Robert W. McKay, a resident of neighboring Tuscola County, challenged the new policy in federal court. In December 2014, that court held that McKay did not have standing to bring the lawsuit, since he did not have any pending business before the Saginaw County court and thus had not been affected by that court's ban on electronic devices. The court also held that even if McKay had standing, the order was a legitimate method to achieve the rational goal of maintaining decorum in the courtrooms and thus did not violate McKay's First Amendment rights. McKay v. Federspeil, 22 F. Supp. 3d 731 (E.D. Mich. 2014).
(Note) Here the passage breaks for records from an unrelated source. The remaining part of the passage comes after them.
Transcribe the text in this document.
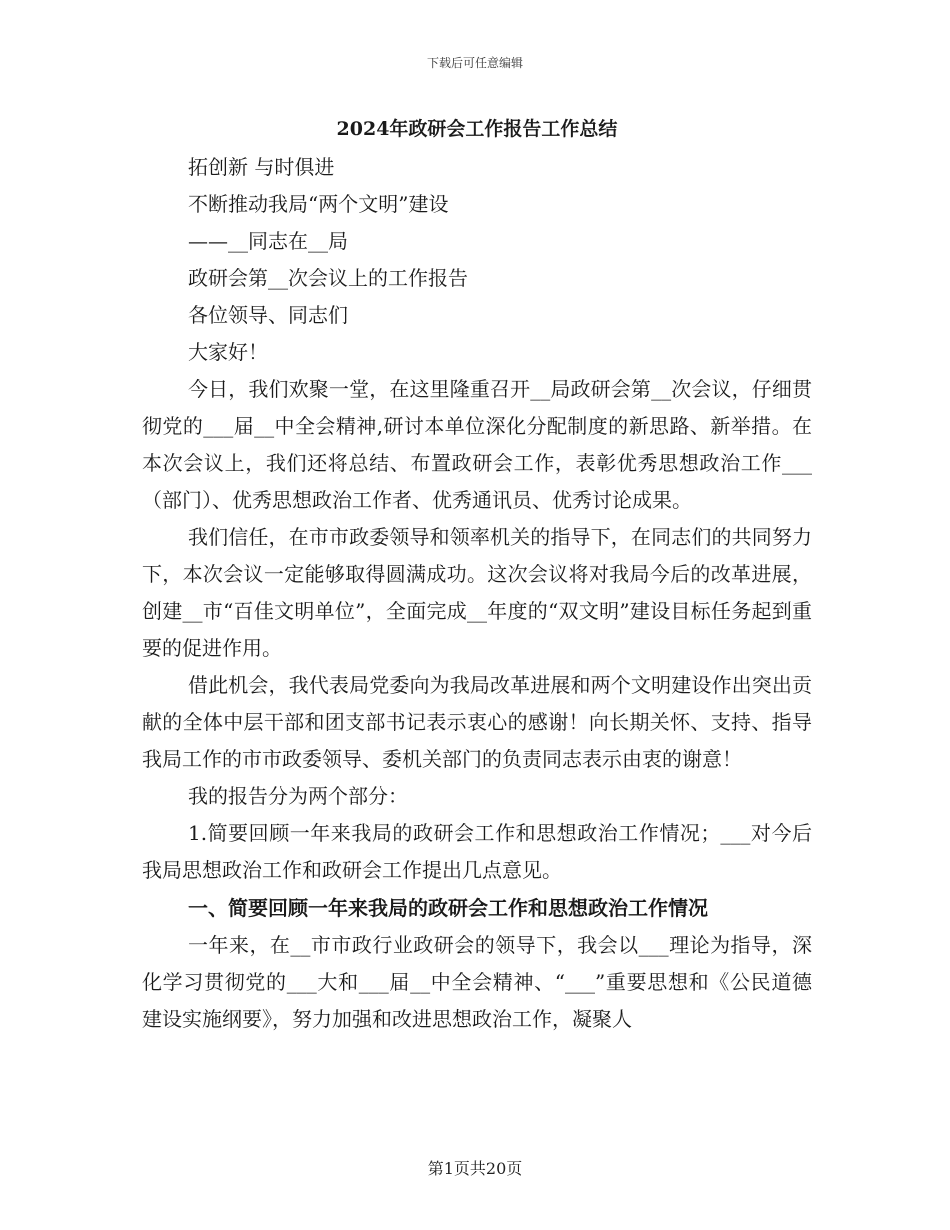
下载后可任意编辑
2024年政研会工作报告工作总结
拓创新 与时俱进
不断推动我局“两个文明”建设
——__同志在__局
政研会第__次会议上的工作报告
各位领导、同志们
大家好！

今日，我们欢聚一堂，在这里隆重召开__局政研会第__次会议，仔细贯彻党的___届__中全会精神,研讨本单位深化分配制度的新思路、新举措。在本次会议上，我们还将总结、布置政研会工作，表彰优秀思想政治工作___（部门）、优秀思想政治工作者、优秀通讯员、优秀讨论成果。

我们信任，在市市政委领导和领率机关的指导下，在同志们的共同努力下，本次会议一定能够取得圆满成功。这次会议将对我局今后的改革进展，创建__市“百佳文明单位”，全面完成__年度的“双文明”建设目标任务起到重要的促进作用。

借此机会，我代表局党委向为我局改革进展和两个文明建设作出突出贡献的全体中层干部和团支部书记表示衷心的感谢！向长期关怀、支持、指导我局工作的市市政委领导、委机关部门的负责同志表示由衷的谢意！

我的报告分为两个部分：

1.简要回顾一年来我局的政研会工作和思想政治工作情况；___对今后我局思想政治工作和政研会工作提出几点意见。

一、简要回顾一年来我局的政研会工作和思想政治工作情况

一年来，在__市市政行业政研会的领导下，我会以___理论为指导，深化学习贯彻党的___大和___届__中全会精神、“___”重要思想和《公民道德建设实施纲要》，努力加强和改进思想政治工作，凝聚人

第1页共20页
McKay appealed the ruling to the federal Sixth Circuit Court of Appeals, which affirmed the lower court's ruling that he lacking standing to bring the suit.
McKay has not set forth the manner and degree of evidence required to demonstrate a credible threat of enforcement ... especially since he has not yet sought an administrative exemption from the challenged order.
McKay v. Federspiel, 823 F.3d 862 (6th Cir. 2016), reh'g denied, 2016 U.S. App. LEXIS 15693 (6th Cir. Aug. 10, 2016).
This is the decision that McKay is now asking the U.S. Supreme Court to review.

But the High Court is unlikely to do so. First, the court usually accepts only one or two percent of the cases that it is asked the review. Second, the Sixth Circuit decision involves only the technical question of whether McKay can bring the case at all, and the Supreme Court usually does not accept cases on such matters.

The second point means that even if the Court were to take the case, it would be unlikely to rule on the question of whether the Saginaw County ban is unconstitutional.

This leaves the federal district court decision that the policy is not unconstitutional as the final word on the subject, for now. But hopefully McKay or someone else can bring a case that will overcome the procedural hurdles, and challenge one of these court bans on the merits, resulting in a definitive court ruling on the question.